Tann nimmt seine Aufgabe als angehender Stammesführer ziemlich ernst. Was eines Tages leider dazu führen wird, dass er jemandem weh tut, dem er eigentlich helfen wollte =(

Wie zuvor schon angekündigt, bin ich diesmal ein paar Jahre gesprungen und ich hoffe, dass es nicht allzu verwirrend mit all den neuen kleinen Kindern ist. Aber jede einzelne Geburt irgendwie reinzubringen, wäre einfach zu viel geworden. Naja, welches Kind jetzt zu wem gehört, hab ich noch mal oben in den Charaktertab geschrieben, um für ein bisschen  mehr Klarheit zu sorgen. Der hat jetzt auch eine Spoilerfunktion, um ein Bild vom ersten Auftauchen und ein aktuelles reinzubringen. Ich hoffe, das klappt, weil ich und die Spoiler viel Ärger miteinander hatten...
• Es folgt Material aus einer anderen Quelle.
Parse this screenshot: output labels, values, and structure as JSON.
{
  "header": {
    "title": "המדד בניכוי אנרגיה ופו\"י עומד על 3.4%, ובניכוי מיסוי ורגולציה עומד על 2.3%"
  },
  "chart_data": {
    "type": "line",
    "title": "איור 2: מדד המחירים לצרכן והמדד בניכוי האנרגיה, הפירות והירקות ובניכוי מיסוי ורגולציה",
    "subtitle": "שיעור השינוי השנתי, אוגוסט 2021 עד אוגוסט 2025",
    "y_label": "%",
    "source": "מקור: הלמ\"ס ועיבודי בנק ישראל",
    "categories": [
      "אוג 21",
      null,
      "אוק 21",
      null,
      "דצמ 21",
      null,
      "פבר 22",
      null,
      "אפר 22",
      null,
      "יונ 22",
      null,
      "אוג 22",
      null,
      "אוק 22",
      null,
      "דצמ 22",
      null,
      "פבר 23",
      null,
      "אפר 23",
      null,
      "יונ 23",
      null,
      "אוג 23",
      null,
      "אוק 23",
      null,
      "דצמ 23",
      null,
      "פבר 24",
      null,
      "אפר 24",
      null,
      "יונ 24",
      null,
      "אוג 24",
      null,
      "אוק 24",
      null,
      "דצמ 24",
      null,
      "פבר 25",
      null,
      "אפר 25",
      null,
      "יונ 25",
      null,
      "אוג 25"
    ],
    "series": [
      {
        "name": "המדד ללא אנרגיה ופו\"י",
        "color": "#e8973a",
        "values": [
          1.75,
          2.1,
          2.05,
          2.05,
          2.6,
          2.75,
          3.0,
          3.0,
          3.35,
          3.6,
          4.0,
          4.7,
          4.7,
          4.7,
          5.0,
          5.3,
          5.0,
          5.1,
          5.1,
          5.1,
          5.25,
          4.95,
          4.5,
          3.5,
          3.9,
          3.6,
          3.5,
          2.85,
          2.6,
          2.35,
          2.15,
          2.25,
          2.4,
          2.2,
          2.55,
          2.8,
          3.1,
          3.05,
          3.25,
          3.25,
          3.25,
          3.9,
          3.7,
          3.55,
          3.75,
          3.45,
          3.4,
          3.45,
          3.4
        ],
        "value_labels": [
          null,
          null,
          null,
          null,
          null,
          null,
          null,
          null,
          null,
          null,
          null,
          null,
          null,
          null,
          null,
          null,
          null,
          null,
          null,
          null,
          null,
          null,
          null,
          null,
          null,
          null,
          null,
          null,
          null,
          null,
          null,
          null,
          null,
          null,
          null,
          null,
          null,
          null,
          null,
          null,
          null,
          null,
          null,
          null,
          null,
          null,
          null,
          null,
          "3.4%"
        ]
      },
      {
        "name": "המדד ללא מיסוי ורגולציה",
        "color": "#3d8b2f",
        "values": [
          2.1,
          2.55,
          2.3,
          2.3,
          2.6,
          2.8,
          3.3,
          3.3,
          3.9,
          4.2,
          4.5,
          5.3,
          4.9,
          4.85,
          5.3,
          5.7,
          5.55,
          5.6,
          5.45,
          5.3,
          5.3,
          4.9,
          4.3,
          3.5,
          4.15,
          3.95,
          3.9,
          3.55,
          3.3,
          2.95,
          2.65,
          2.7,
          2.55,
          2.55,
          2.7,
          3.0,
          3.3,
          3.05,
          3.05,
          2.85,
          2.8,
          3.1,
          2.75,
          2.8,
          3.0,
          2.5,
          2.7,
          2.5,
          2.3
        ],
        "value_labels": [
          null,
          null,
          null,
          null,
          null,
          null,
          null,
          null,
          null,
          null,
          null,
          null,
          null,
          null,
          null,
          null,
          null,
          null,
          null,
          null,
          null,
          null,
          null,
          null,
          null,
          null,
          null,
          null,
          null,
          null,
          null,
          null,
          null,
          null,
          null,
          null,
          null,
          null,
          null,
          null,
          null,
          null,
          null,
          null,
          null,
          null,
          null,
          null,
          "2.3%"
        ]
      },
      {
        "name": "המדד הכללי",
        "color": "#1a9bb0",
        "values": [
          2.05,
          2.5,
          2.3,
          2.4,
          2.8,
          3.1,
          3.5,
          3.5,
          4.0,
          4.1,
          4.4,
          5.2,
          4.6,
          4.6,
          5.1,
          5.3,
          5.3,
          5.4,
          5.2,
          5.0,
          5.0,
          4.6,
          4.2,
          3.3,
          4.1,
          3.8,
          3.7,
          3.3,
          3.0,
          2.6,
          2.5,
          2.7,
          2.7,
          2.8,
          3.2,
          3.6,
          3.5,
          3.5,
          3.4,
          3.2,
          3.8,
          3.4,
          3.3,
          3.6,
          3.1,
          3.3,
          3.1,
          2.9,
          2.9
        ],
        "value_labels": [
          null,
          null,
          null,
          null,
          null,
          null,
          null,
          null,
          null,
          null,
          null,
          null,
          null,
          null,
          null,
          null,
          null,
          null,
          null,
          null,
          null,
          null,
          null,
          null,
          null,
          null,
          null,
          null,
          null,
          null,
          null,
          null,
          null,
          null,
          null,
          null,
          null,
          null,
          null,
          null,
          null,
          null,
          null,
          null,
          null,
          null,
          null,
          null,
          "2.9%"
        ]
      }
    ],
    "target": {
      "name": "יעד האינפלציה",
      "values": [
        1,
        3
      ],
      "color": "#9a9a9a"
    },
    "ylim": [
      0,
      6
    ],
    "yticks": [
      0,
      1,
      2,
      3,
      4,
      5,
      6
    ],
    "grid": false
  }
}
Ach ja, von Jin soll ich übrigens noch ausrichten, dass man seinen Namen "Dschinn" ausspricht. Er ist übrigens mein zweitliebster Charakter. Nicht, weil er so süß wie Lu ist, sondern wegen seiner Art. Aber ihr werdet schon sehen ;) Auch wenn ich befürchte, dass er sich noch ziemlich unbeliebt machen wird... 

Noch eine kleine Anektode zu Tanna: Meine Sims hatten bis dahin nur Jungs bekommen und ich dachte mir nur so "Hm, mit Tibit als Vater würde ein Mädchen ganz schön komisch aussehen. Aber ich würde gern noch eins haben, das später vielleicht mit Tann oder einem seiner Brüder durchstarten könnte. Ach, wird schon kein Mädchen sein." Natürlich wurde sie ein Mädchen -.- Und danach kamen wieder nur Jungs... Ihre Haarfarbe war auch so ein Unfall (s. Outtakes).

Naja, nächstes Mal kommt dann der Rest der Bande dran. In dem Sinne verabschiede ich mich und danke fürs Vorbeischauen!